1987年
8月1日発行
No.4

                   遺伝子工学と医学

最近植物学、動物学、医学等の多方面において、この分野の進歩は著しいものです.臨床応用も次々と行われるようになりました.私達開業医でも、数年前は考えられなかった治療が出来るようになりました。身近な例では、インシュリン(糖尿病〉、インターフェロン(抗ウィルス)があります。この度は私達が用いている成長ホルモンについて述べさせていただきます。今迄は人の脳下垂体を大量に集め、これより抽出精製していました.日本人は死後臓器を提供する習慣がないため、全て外国より製品を輸入していました。昨年より長期間の治療成績が認められ、日本でも遺伝子工学応用の人型成長ホルモンの使用が許可されました。

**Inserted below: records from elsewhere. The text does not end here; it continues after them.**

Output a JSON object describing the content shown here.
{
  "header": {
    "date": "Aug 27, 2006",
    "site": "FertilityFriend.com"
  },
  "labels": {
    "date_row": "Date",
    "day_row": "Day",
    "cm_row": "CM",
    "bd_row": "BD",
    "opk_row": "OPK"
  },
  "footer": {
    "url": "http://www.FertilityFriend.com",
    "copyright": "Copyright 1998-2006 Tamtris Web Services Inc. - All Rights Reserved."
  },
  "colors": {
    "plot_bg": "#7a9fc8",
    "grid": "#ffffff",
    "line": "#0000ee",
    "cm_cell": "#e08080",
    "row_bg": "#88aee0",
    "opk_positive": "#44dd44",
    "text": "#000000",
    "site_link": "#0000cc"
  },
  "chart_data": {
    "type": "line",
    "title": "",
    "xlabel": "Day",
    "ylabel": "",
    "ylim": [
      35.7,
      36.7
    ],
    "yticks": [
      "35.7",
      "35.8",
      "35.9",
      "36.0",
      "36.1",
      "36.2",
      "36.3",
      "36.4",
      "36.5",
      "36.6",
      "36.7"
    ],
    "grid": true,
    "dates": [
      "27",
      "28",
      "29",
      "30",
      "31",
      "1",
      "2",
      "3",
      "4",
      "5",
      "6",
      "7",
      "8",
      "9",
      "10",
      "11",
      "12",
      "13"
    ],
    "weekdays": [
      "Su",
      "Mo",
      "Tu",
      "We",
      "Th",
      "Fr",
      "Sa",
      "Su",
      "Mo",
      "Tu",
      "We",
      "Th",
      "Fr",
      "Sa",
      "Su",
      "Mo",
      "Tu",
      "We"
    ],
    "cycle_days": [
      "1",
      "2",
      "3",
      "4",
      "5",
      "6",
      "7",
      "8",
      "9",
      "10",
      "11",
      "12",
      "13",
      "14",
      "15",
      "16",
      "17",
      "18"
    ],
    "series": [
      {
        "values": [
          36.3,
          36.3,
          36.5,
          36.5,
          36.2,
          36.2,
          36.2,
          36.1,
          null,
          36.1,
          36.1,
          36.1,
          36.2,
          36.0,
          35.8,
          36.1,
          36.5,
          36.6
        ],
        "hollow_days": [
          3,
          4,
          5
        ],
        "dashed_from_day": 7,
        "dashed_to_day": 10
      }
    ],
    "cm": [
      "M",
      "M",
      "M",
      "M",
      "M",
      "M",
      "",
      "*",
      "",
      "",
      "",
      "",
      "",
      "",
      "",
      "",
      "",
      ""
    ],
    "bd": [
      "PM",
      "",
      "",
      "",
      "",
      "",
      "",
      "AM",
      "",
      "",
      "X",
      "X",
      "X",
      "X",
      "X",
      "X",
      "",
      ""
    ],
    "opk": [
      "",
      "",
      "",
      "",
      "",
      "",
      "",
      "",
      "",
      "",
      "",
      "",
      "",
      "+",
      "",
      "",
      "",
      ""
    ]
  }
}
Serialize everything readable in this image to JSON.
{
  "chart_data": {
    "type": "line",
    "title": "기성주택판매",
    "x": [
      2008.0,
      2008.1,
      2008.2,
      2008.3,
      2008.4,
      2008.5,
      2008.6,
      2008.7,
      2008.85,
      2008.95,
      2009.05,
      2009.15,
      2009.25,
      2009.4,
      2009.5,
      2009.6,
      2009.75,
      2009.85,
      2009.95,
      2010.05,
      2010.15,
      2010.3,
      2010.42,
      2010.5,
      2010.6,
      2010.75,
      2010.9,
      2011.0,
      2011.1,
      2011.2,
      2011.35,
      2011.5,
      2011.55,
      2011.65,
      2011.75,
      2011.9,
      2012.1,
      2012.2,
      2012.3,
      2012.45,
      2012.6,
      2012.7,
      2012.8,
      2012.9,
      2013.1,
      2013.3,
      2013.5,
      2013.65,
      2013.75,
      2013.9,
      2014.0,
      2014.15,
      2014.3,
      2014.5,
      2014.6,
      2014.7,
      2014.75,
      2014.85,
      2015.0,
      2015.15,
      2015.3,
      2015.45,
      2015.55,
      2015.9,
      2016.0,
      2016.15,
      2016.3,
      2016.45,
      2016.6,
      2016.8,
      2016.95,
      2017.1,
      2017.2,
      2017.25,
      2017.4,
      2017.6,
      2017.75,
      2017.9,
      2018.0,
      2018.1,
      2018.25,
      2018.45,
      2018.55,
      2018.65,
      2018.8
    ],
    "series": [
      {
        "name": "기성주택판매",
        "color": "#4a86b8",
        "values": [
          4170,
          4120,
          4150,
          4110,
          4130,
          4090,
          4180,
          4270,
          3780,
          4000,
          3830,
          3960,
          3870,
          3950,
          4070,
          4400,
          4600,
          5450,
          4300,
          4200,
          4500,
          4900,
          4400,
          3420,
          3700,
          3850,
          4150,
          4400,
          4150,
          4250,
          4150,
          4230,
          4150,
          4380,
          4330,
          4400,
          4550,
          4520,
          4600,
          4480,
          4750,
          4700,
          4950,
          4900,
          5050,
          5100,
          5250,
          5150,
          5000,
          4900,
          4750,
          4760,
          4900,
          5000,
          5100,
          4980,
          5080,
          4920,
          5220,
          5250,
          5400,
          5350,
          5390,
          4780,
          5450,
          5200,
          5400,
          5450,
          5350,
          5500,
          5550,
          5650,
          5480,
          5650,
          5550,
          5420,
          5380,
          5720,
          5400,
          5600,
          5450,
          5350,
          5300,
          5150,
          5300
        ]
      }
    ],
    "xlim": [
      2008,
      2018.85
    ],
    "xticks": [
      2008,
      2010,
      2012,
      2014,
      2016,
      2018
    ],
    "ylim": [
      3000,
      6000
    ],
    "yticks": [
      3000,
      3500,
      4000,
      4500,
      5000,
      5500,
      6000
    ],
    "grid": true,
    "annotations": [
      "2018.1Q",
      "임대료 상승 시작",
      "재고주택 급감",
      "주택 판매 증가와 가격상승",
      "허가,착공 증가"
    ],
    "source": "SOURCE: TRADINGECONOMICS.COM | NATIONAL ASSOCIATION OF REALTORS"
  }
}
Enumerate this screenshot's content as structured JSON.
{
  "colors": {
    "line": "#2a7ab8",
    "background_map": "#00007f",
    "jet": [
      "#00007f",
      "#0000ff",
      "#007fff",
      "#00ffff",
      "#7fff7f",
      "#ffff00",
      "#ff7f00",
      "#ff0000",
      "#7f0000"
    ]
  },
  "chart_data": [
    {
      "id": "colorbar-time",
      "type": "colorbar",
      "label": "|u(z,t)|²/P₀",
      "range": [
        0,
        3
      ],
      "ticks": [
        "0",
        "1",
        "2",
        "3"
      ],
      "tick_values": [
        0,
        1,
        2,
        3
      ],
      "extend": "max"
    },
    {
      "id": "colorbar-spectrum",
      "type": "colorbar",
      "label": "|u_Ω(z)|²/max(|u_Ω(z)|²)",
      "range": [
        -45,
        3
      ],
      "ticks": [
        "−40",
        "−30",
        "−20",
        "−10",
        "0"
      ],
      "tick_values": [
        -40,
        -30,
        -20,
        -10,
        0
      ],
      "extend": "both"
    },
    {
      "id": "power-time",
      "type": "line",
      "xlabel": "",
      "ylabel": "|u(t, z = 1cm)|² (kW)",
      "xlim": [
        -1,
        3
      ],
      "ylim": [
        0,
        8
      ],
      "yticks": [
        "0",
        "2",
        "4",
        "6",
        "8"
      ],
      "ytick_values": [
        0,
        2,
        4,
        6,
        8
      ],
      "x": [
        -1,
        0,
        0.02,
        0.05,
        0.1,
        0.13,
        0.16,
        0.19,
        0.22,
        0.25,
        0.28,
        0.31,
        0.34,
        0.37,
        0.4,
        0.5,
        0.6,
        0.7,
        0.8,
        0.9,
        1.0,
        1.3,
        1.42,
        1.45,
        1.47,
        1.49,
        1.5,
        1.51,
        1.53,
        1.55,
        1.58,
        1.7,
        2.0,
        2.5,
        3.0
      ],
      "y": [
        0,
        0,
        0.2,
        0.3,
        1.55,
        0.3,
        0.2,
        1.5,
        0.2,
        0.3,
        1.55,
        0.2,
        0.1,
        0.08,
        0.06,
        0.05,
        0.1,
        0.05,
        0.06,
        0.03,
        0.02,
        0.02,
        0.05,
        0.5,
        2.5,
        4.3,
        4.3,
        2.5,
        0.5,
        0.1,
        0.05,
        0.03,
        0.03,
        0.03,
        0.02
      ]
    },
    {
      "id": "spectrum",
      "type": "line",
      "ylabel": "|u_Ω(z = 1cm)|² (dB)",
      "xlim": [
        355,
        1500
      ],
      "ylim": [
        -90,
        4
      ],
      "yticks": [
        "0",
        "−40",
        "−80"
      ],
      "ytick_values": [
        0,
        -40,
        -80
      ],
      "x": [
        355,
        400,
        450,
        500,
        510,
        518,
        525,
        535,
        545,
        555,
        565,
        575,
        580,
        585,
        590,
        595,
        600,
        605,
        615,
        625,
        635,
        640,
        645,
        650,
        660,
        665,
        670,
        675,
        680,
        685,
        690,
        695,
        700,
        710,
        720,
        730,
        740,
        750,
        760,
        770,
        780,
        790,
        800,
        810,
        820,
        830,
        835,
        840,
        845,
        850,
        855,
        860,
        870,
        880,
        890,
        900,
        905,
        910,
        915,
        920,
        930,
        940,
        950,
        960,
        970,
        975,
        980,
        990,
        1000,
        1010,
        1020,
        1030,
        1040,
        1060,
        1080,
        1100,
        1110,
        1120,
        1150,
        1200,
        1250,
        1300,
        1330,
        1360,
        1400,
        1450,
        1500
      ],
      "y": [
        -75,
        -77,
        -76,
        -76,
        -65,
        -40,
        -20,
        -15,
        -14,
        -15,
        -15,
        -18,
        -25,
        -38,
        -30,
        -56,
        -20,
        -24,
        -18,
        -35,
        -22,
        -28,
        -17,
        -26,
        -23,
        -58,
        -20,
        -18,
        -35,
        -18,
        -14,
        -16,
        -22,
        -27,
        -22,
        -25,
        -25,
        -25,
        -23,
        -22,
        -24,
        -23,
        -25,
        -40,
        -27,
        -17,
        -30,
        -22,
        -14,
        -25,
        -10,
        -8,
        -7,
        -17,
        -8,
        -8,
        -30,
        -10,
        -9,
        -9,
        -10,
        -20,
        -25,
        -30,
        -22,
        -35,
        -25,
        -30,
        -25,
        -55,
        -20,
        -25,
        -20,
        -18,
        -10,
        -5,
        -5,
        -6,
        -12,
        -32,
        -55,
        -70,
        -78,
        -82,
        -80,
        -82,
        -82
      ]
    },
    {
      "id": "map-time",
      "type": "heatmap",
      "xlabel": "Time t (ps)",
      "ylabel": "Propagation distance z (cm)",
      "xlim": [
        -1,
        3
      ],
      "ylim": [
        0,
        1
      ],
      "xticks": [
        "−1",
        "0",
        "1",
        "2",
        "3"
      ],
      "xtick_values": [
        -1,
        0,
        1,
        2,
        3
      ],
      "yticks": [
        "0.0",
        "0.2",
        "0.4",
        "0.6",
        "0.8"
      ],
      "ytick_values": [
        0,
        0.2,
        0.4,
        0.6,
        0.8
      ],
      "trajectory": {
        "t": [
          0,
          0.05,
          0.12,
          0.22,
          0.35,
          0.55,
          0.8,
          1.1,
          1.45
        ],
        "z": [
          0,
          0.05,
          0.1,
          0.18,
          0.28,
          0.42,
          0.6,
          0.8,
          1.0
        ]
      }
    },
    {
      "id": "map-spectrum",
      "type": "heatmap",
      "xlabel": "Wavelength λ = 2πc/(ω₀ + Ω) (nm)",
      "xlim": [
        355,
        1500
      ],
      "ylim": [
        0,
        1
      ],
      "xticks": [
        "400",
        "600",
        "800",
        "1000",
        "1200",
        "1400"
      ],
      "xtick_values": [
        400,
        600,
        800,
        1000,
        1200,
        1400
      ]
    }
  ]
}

簡単にまとめてみますと、人の成長ホルモンの遺伝子を細菌のプラスミドという器官に組み込み、これを大腸菌のK12株の中に入れると成長ホルモンをつくりだす大腸菌が出来ます.これを大量に培養増殖させて、菌体内の成長ホルモンを取り出す方法です。いま使用している製剤は人体抽出のものとほんの一部だけ構造が異なっていますが、間もなく完全に人型のものが製品として出現します。

まだ非常に高価で、全て輸入に頼っているため、誰でも注射を受けられるわけではありません.東京女子医科大学の鎮目教授を中心とした成長科学協会で、下垂体機能が低下して低身長である人のうち、将来ホルモン投与後身長が伸びる可能性のある人が選ばれます。

当院でも、一人の患者さんに週に4回2年間続けました.注射開始後すでに20aも身長が伸び、医学の進歩に我ながら目を見張る思いです.この喜びを直接患者さんに語っていただくことにしました(2ページ参照〉。この様な有効な薬剤が日本でも大量生産され、誰にも用いられることを、更に多方面に遺伝子工学の技術が応用されることを望みます.